According to the Employee Benefit Research Institute, only 18% of people are very confident about their financial security in retirement. If you're not one of them, it might make sense to consider these three strategies from our Motley Fool contributors that could help keep you from falling short of your retirement goals.

Matt Frankel
If you're getting close to retirement age and are worried about falling short of your future income needs, take advantage of the catch-up contributions that the IRS allows people aged 50 and older to make to their tax-advantaged retirement accounts.

In an IRA, the standard maximum contribution amount is $5,500 for the 2015 tax year, but those over 50 can contribute an additional $1,000. And in a 401(k) plan, the limits are even more generous: While the standard elective contribution limit in a 401(k) is $18,000 for 2015, those over 50 can contribute an additional $6,000.

Of course, many people can't spare $24,000 to set aside in their 401(k) each year, but even modest additional contributions can add up fast, so consider boosting your contributions from their current level. Let's say you put an extra $1,000 into your IRA starting at age 50 and you plan to retire at 65. Well, that $15,000 in additional contributions can mean an extra $34,000 to your retirement savings, assuming you match the S&P's average total returns of the past two decades.

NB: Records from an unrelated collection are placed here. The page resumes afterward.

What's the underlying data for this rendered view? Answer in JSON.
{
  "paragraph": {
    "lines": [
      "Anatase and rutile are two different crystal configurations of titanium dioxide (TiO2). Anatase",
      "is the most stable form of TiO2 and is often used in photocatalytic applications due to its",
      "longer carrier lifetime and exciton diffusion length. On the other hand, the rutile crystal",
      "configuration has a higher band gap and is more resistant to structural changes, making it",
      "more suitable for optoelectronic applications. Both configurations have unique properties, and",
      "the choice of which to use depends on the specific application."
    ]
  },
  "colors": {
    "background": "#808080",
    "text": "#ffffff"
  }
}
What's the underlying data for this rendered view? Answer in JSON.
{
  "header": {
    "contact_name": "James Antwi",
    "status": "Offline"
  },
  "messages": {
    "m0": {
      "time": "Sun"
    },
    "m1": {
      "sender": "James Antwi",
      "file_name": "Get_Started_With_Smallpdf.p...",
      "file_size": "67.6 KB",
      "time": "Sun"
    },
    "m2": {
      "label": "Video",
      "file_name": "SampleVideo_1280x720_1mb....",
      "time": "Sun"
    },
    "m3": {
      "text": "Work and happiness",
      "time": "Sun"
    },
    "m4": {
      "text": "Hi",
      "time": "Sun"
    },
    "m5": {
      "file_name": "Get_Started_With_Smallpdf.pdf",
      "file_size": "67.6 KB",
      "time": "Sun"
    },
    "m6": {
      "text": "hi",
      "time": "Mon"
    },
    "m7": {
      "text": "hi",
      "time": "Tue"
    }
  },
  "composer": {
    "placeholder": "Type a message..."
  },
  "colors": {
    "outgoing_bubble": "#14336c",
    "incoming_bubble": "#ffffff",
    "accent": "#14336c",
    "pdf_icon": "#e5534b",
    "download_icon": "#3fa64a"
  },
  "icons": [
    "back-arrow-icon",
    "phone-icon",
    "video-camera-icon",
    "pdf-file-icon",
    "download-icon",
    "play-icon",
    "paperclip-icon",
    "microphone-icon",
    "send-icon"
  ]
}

So if you're afraid of falling short of your retirement savings goals, there's no better time than now to increase your contributions to your retirement accounts.

Dan Caplinger
One move that most people don't consider making is converting traditional IRA or 401(k) balances to a Roth IRA. The reason they ignore this option is simple: It involves paying taxes on the converted amount right now, and few people deliberately choose to pay extra tax before they absolutely have to.

But many people don't realize that Roth accounts also have a lot of advantages that can keep you from falling short in retirement. First, when you take distributions from a Roth after you retire, they're usually free of tax, which stands in stark contrast to the taxable distributions of regular retirement accounts, which force you to withdraw more than you really need just to pay the extra tax. Also, unlike traditional IRAs, Roth IRAs don't require you to take minimum distributions, letting you choose the best time to withdraw that money.

And finally, because Roth IRAs don't affect your taxable income, distributions won't make you ineligible for certain tax breaks, push you into higher tax brackets, or cause your Social Security benefits to become taxable. Add all those advantages together, and it can sometimes be worthwhile to pay a little extra tax now in exchange for big benefits later.

Dan Dzombak
Another way to avoid falling short in retirement is to wait until you're 70 to claim Social Security benefits.

Surprisingly, only 8% of men and 7% of women claim Social Security benefits past their full retirement age, which is 66 for those born before 1960 and 67 for those born in 1960 or later. In fact, nearly 43% of men and 49% of women start taking benefits at 62, setting themselves up for monthly payments 25% lower than what they could have earned by waiting until age 66.

After your full retirement age, for every year you defer taking Social Security benefits up until age 70, your payments increase by 8%. If you wait until age 70, the increase maxes out at 32% above your primary insurance amount (the amount you're entitled to receive when you claim benefits at your full retirement age). Assuming a primary insurance amount of $1,000, we can see how much a person will receive per month based on when they claim Social Security.

By claiming early, retirees get more checks, but those checks are substantially smaller, which means that past a certain age, they will begin to fall behind in lifetime benefits. 

If you're worried about falling short in retirement, it pays to wait to claim. By waiting until age 70 to claim Social Security, you'll earn more than the other two cohorts starting at age 81. If you can't wait that long, collecting at age 66 will earn you more money by the time you turn 78 than collecting at the earliest age possible. Those who expect to live a long retirement should especially consider delaying their Social Security benefits.